Я скренился до кнехтов. Я запылал костром. Я не вообразил бы такого и в помрачении рассудка. Я требую выхода в море. В ледяные волны. Если броненосец не может стрелять по горе, он должен удалиться от берега и с пользой израсходовать снаряды.

Поединок

– Мелхола, гляди. Этих двоих нынче в джонке нашли.

– Где?

– Их прибило к берегу неподалеку от Хэтатимаро. Гляди, какие тощие. Изголодались.

– Да уж, голодные. Без сознанья. Как еще продержались.

– Да, выжили. Счастлив их Бог.

– Как ты думаешь, кто они?

– Пес их знает. Должно быть, нищие.

– А если нищие, толку ли тогда с ними возиться?

– Совесть меня заест. Неси таз. Обмоем их. Влей ему в рот каплю сакэ.

– И ей тоже?

– Ей вставь в зубы кальян. Она быстрей очнется, если сделает пару-тройку хороших вдохов. Баб спиртное только усыпляет.

– Эй, мужик! На твоих ребрах можно играть, как на ксилофоне. Ну, давай, давай, глотай сакэ! Плюешь?! Не в нос?! Что башкой мотаешь?!

– Девка закашлялась. Живая.

– А память у них точно отшибло. Если не емши долго, память как отрезает. Потом она прорастает медленно, как трава. Эй ты, девчонка, как зовут тебя?!

– Не кричи ей в ухо, Вирсавия-сан, оглохнет!

– Мужик шевелится. Головой мотает. Давай, бери его за ноги, а я под мышки, оттащим от двери!

– Боишься, продует его?

– Кто войдет – упадет через него. Об кости его зацепится и растянется. Хватит глупые слова говорить! Лучше принеси два верблюжьих одеяла и две циновки! И Распятье им в изголовье.

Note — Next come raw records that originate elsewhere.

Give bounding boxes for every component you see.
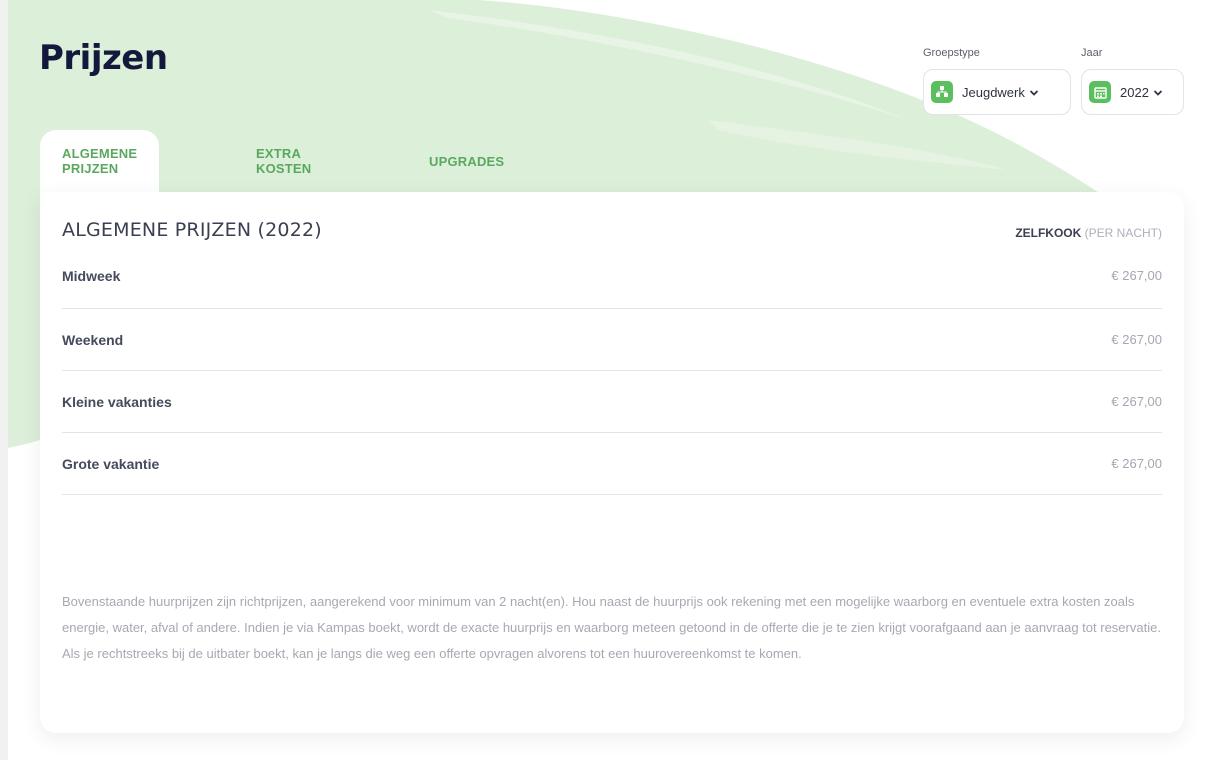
price-row-label: Midweek xyxy=(62,268,121,284)
price-list: Midweek € 267,00 Weekend € 267,00 Kleine… xyxy=(62,248,1162,495)
group-type-label: Groepstype xyxy=(923,47,980,59)
year-select[interactable]: 2022 xyxy=(1081,69,1184,115)
prices-card: ALGEMENE PRIJZEN (2022) ZELFKOOK (PER NA… xyxy=(40,192,1184,733)
price-row-label: Weekend xyxy=(62,331,124,348)
price-row-value: € 267,00 xyxy=(1111,268,1162,283)
year-value: 2022 xyxy=(1120,84,1149,100)
tab-upgrades[interactable]: UPGRADES xyxy=(429,130,504,192)
tab-extra-kosten[interactable]: EXTRA KOSTEN xyxy=(256,130,311,192)
page-title: Prijzen xyxy=(39,38,168,78)
price-disclaimer: Bovenstaande huurprijzen zijn richtprijz… xyxy=(62,594,1161,661)
group-type-select[interactable]: Jeugdwerk xyxy=(923,69,1071,115)
group-icon xyxy=(931,81,953,103)
group-type-value: Jeugdwerk xyxy=(962,84,1025,100)
price-row: Grote vakantie € 267,00 xyxy=(62,433,1162,495)
page: Prijzen Groepstype Jeugdwerk Jaar 2022 A… xyxy=(8,0,1208,760)
price-row-value: € 267,00 xyxy=(1111,456,1162,471)
price-row-label: Kleine vakanties xyxy=(62,393,172,410)
tab-algemene-prijzen[interactable]: ALGEMENE PRIJZEN xyxy=(40,130,160,192)
chevron-down-icon xyxy=(1153,85,1163,100)
prices-title: ALGEMENE PRIJZEN (2022) xyxy=(62,219,322,241)
calendar-icon xyxy=(1089,81,1111,103)
price-row-value: € 267,00 xyxy=(1111,394,1162,409)
price-row: Midweek € 267,00 xyxy=(62,248,1162,309)
price-row: Kleine vakanties € 267,00 xyxy=(62,371,1162,433)
column-head-main: ZELFKOOK xyxy=(1015,226,1082,240)
price-row-label: Grote vakantie xyxy=(62,455,160,472)
column-head-sub: (PER NACHT) xyxy=(1084,226,1162,240)
price-row-value: € 267,00 xyxy=(1111,332,1162,347)
column-header: ZELFKOOK (PER NACHT) xyxy=(1015,226,1162,240)
price-row: Weekend € 267,00 xyxy=(62,309,1162,371)
chevron-down-icon xyxy=(1029,85,1039,100)
year-label: Jaar xyxy=(1081,47,1103,59)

– Почему ты решила, что они христиане?

– Ты остолопка. Не видишь, у них обоих крестики меж ключиц.

– Ой, и правда!

– Мелхола всегда говорит правду. А отца, что привез нас и бросил на этих клятых Островах, я бы убила.

– Ой, не говори так. Небо накажет тебя. – А его не накажет?! А этих злобных тварей, кто развязал Зимнюю Войну, не накажет?!

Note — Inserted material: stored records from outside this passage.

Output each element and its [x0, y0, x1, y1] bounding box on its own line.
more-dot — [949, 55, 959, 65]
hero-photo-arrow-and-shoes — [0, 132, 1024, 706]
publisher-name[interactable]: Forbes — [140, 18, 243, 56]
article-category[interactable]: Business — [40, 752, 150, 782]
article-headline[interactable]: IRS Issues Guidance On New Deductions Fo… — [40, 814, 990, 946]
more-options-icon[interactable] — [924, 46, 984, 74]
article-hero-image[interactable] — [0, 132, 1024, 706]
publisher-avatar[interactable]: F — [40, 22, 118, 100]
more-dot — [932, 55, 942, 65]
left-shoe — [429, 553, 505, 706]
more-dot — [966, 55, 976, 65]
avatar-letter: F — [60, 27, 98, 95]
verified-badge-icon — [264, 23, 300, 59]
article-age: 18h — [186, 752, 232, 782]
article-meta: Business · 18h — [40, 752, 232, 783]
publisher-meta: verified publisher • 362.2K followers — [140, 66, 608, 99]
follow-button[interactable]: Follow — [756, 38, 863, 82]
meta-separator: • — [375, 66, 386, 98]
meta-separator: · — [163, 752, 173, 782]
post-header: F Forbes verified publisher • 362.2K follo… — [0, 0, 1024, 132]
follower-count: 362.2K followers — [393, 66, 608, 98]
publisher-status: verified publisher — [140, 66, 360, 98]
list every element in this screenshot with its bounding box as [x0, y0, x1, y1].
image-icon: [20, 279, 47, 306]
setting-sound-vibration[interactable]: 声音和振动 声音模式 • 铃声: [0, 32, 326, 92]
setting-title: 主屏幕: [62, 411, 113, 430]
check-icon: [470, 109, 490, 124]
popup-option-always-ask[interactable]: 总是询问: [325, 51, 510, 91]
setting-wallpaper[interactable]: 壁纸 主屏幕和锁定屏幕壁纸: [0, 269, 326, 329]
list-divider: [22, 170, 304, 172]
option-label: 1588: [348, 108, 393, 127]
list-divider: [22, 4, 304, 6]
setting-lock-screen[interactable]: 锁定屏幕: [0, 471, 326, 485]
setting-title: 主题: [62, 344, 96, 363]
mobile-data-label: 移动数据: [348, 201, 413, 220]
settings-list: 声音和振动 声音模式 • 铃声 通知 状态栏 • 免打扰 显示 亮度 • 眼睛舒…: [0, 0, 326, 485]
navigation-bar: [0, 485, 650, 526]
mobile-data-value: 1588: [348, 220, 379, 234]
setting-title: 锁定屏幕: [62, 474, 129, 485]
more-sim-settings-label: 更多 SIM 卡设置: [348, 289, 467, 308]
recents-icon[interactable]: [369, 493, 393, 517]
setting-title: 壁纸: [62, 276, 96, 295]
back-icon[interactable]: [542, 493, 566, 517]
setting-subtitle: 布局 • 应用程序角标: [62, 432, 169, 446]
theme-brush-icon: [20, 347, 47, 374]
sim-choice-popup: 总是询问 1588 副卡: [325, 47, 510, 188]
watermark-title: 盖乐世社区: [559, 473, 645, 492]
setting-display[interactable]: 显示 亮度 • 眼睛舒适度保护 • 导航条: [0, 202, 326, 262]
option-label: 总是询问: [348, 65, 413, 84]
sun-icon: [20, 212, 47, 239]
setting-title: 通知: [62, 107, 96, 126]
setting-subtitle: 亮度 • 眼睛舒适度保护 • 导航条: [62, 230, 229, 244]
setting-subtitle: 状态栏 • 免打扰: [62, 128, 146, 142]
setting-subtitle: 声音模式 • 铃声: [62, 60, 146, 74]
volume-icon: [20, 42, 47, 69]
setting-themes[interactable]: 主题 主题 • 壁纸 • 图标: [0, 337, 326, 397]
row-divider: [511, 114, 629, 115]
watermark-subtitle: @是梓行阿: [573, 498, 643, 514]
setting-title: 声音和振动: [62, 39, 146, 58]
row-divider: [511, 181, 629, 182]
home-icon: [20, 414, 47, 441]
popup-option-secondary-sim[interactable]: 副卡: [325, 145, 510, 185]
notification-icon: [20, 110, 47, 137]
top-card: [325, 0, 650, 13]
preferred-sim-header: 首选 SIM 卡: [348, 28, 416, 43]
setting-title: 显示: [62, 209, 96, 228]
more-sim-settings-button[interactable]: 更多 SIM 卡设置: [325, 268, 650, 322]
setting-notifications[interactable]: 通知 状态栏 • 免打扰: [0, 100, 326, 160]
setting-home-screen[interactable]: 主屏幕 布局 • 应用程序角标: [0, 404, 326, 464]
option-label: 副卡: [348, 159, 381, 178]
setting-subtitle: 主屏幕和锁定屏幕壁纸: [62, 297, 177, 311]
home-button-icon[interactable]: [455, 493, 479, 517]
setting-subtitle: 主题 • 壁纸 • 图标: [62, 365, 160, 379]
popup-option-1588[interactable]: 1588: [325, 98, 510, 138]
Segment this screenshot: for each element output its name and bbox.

– Они оба дрожат, им холодно, знаешь что, неси-ка сюда еще мою шубку… положим их рядом, укроем их вместе, пусть спят… эй вы, люди, кончайте спать, в море отдохнули будь здоров, накачались на волнах в джонке…

– …спасибо, лодочка не дырявой оказалась…

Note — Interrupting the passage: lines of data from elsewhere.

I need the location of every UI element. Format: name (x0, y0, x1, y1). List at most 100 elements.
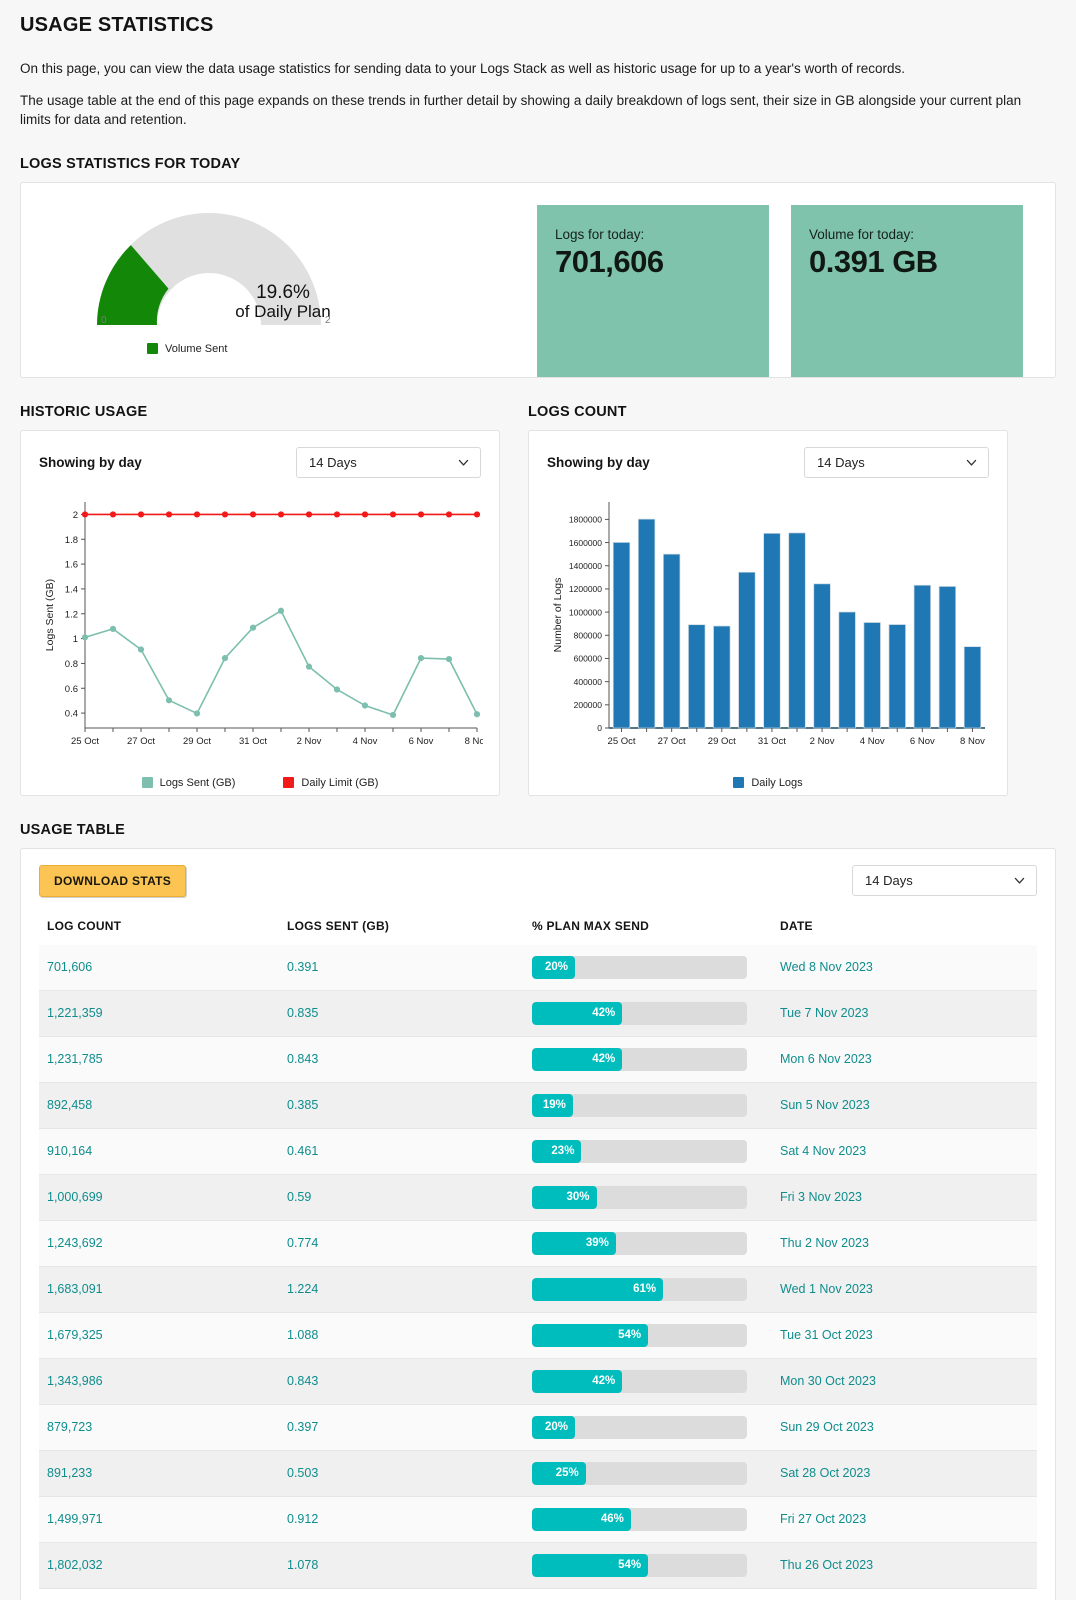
logs-count-range-select[interactable]: 14 Days (804, 446, 989, 478)
progress-bar-track: 39% (532, 1231, 747, 1255)
table-row[interactable]: 1,221,359 0.835 42% Tue 7 Nov 2023 (39, 990, 1037, 1037)
svg-text:31 Oct: 31 Oct (758, 736, 786, 747)
historic-range-select[interactable]: 14 Days (296, 446, 481, 478)
cell-date: Mon 6 Nov 2023 (780, 1052, 872, 1067)
svg-text:1000000: 1000000 (569, 607, 602, 617)
table-row[interactable]: 1,343,986 0.843 42% Mon 30 Oct 2023 (39, 1358, 1037, 1405)
cell-date: Thu 2 Nov 2023 (780, 1236, 869, 1251)
cell-logs-sent: 1.078 (287, 1558, 319, 1573)
svg-text:8 Nov: 8 Nov (465, 736, 483, 747)
legend-item-daily-logs: Daily Logs (733, 776, 803, 789)
cell-logs-sent: 0.385 (287, 1098, 319, 1113)
usage-table-card: DOWNLOAD STATS 14 Days LOG COUNT LOGS SE… (20, 847, 1056, 1600)
table-row[interactable]: 1,802,032 1.078 54% Thu 26 Oct 2023 (39, 1542, 1037, 1589)
cell-plan-max-send: 42% (524, 990, 772, 1036)
progress-bar-track: 54% (532, 1323, 747, 1347)
column-header-log-count: LOG COUNT (47, 918, 122, 933)
logs-count-header: Showing by day 14 Days (547, 446, 989, 478)
chevron-down-icon (1014, 878, 1025, 884)
stat-card-volume-label: Volume for today: (809, 226, 915, 242)
cell-plan-max-send: 46% (524, 1496, 772, 1542)
cell-log-count: 910,164 (47, 1144, 93, 1159)
historic-usage-card: Showing by day 14 Days 0.4 0.6 0.8 1 1.2 1.4 1… (20, 429, 500, 796)
progress-bar-fill: 19% (532, 1093, 573, 1117)
cell-logs-sent: 0.397 (287, 1420, 319, 1435)
charts-row: Showing by day 14 Days 0.4 0.6 0.8 1 1.2 1.4 1… (20, 429, 1056, 796)
table-row[interactable]: 879,723 0.397 20% Sun 29 Oct 2023 (39, 1404, 1037, 1451)
svg-text:1.2: 1.2 (65, 609, 78, 620)
cell-log-count: 891,233 (47, 1466, 93, 1481)
table-row[interactable]: 1,000,699 0.59 30% Fri 3 Nov 2023 (39, 1174, 1037, 1221)
svg-text:0.8: 0.8 (65, 659, 78, 670)
usage-table-range-select[interactable]: 14 Days (852, 865, 1037, 897)
table-row[interactable]: 1,499,971 0.912 46% Fri 27 Oct 2023 (39, 1496, 1037, 1543)
bar-chart-svg: 0 200000 400000 600000 800000 1000000 1200000 1… (552, 501, 985, 747)
download-stats-button[interactable]: DOWNLOAD STATS (39, 864, 187, 897)
svg-text:1200000: 1200000 (569, 584, 602, 594)
svg-text:1400000: 1400000 (569, 561, 602, 571)
gauge-min-tick: 0 (101, 314, 107, 326)
svg-text:800000: 800000 (574, 630, 603, 640)
cell-plan-max-send: 23% (524, 1128, 772, 1174)
svg-text:25 Oct: 25 Oct (71, 736, 99, 747)
progress-bar-fill: 42% (532, 1001, 623, 1025)
cell-plan-max-send: 54% (524, 1312, 772, 1358)
svg-text:Number of Logs: Number of Logs (552, 577, 564, 652)
cell-plan-max-send: 39% (524, 1220, 772, 1266)
cell-logs-sent: 1.088 (287, 1328, 319, 1343)
legend-swatch-daily-limit-icon (283, 777, 295, 789)
usage-table-header-row: LOG COUNT LOGS SENT (GB) % PLAN MAX SEND… (39, 913, 1037, 945)
cell-date: Sun 5 Nov 2023 (780, 1098, 870, 1113)
svg-text:0.4: 0.4 (65, 708, 78, 719)
table-row[interactable]: 891,233 0.503 25% Sat 28 Oct 2023 (39, 1450, 1037, 1497)
svg-text:1.6: 1.6 (65, 559, 78, 570)
cell-log-count: 1,683,091 (47, 1282, 103, 1297)
progress-bar-fill: 25% (532, 1461, 586, 1485)
cell-date: Fri 27 Oct 2023 (780, 1512, 867, 1527)
stat-card-volume-today: Volume for today: 0.391 GB (791, 204, 1023, 377)
progress-bar-fill: 39% (532, 1231, 616, 1255)
svg-text:1600000: 1600000 (569, 537, 602, 547)
progress-bar-fill: 20% (532, 1415, 575, 1439)
svg-text:1800000: 1800000 (569, 514, 602, 524)
intro-paragraph-1: On this page, you can view the data usag… (20, 61, 906, 76)
table-row[interactable]: 701,606 0.391 20% Wed 8 Nov 2023 (39, 944, 1037, 991)
progress-bar-track: 30% (532, 1185, 747, 1209)
logs-today-card: 19.6% of Daily Plan 0 2 Volume Sent Logs… (20, 181, 1056, 378)
legend-label-daily-logs: Daily Logs (751, 776, 803, 789)
svg-text:0: 0 (597, 723, 602, 733)
table-row[interactable]: 1,231,785 0.843 42% Mon 6 Nov 2023 (39, 1036, 1037, 1083)
progress-bar-track: 20% (532, 1415, 747, 1439)
cell-plan-max-send: 42% (524, 1358, 772, 1404)
usage-statistics-page: USAGE STATISTICS On this page, you can v… (0, 14, 1076, 1600)
cell-plan-max-send: 54% (524, 1542, 772, 1588)
legend-item-logs-sent: Logs Sent (GB) (141, 776, 236, 789)
legend-label-logs-sent: Logs Sent (GB) (159, 776, 236, 789)
progress-bar-track: 42% (532, 1047, 747, 1071)
progress-bar-track: 19% (532, 1093, 747, 1117)
table-row[interactable]: 1,679,325 1.088 54% Tue 31 Oct 2023 (39, 1312, 1037, 1359)
table-row[interactable]: 1,683,091 1.224 61% Wed 1 Nov 2023 (39, 1266, 1037, 1313)
table-row[interactable]: 892,458 0.385 19% Sun 5 Nov 2023 (39, 1082, 1037, 1129)
legend-swatch-daily-logs-icon (733, 777, 745, 789)
progress-bar-track: 42% (532, 1369, 747, 1393)
usage-table: LOG COUNT LOGS SENT (GB) % PLAN MAX SEND… (39, 913, 1037, 1589)
cell-log-count: 879,723 (47, 1420, 93, 1435)
progress-bar-fill: 54% (532, 1553, 649, 1577)
table-row[interactable]: 910,164 0.461 23% Sat 4 Nov 2023 (39, 1128, 1037, 1175)
cell-log-count: 1,499,971 (47, 1512, 103, 1527)
logs-count-legend: Daily Logs (529, 777, 1007, 789)
svg-text:200000: 200000 (574, 700, 603, 710)
section-title-historic-usage: HISTORIC USAGE (20, 403, 148, 420)
stat-card-logs-value: 701,606 (555, 243, 664, 279)
progress-bar-fill: 42% (532, 1369, 623, 1393)
table-row[interactable]: 1,243,692 0.774 39% Thu 2 Nov 2023 (39, 1220, 1037, 1267)
cell-plan-max-send: 61% (524, 1266, 772, 1312)
cell-date: Wed 8 Nov 2023 (780, 960, 873, 975)
cell-log-count: 1,679,325 (47, 1328, 103, 1343)
svg-text:400000: 400000 (574, 677, 603, 687)
cell-logs-sent: 0.843 (287, 1052, 319, 1067)
svg-text:4 Nov: 4 Nov (353, 736, 378, 747)
chevron-down-icon (966, 459, 977, 466)
usage-table-toolbar: DOWNLOAD STATS 14 Days (39, 864, 1037, 897)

Сенагон Фудзивара поблагодарил своих прислужниц, Вирсавию-сан и Мелхолу-сан, за добычу. Два живых иностранца, да еще русские – из страны, с коей Ямато вела кровопролитную и славную войну. Лежа на рисовых циновках, в бреду, они кричали нечто по-русски. Они протягивали руки друг другу, хватались друг за друга, вцеплялись друг другу в плечи, в одежду, ловили воздух ртами, как вытащенные из глубины рыбы. Фудзивара пожалел их. Когда они очухались и продрали глаза, он велел кормить их лучшими яствами. Повара расстарались. Через неделю скелеты приняли человеческий вид.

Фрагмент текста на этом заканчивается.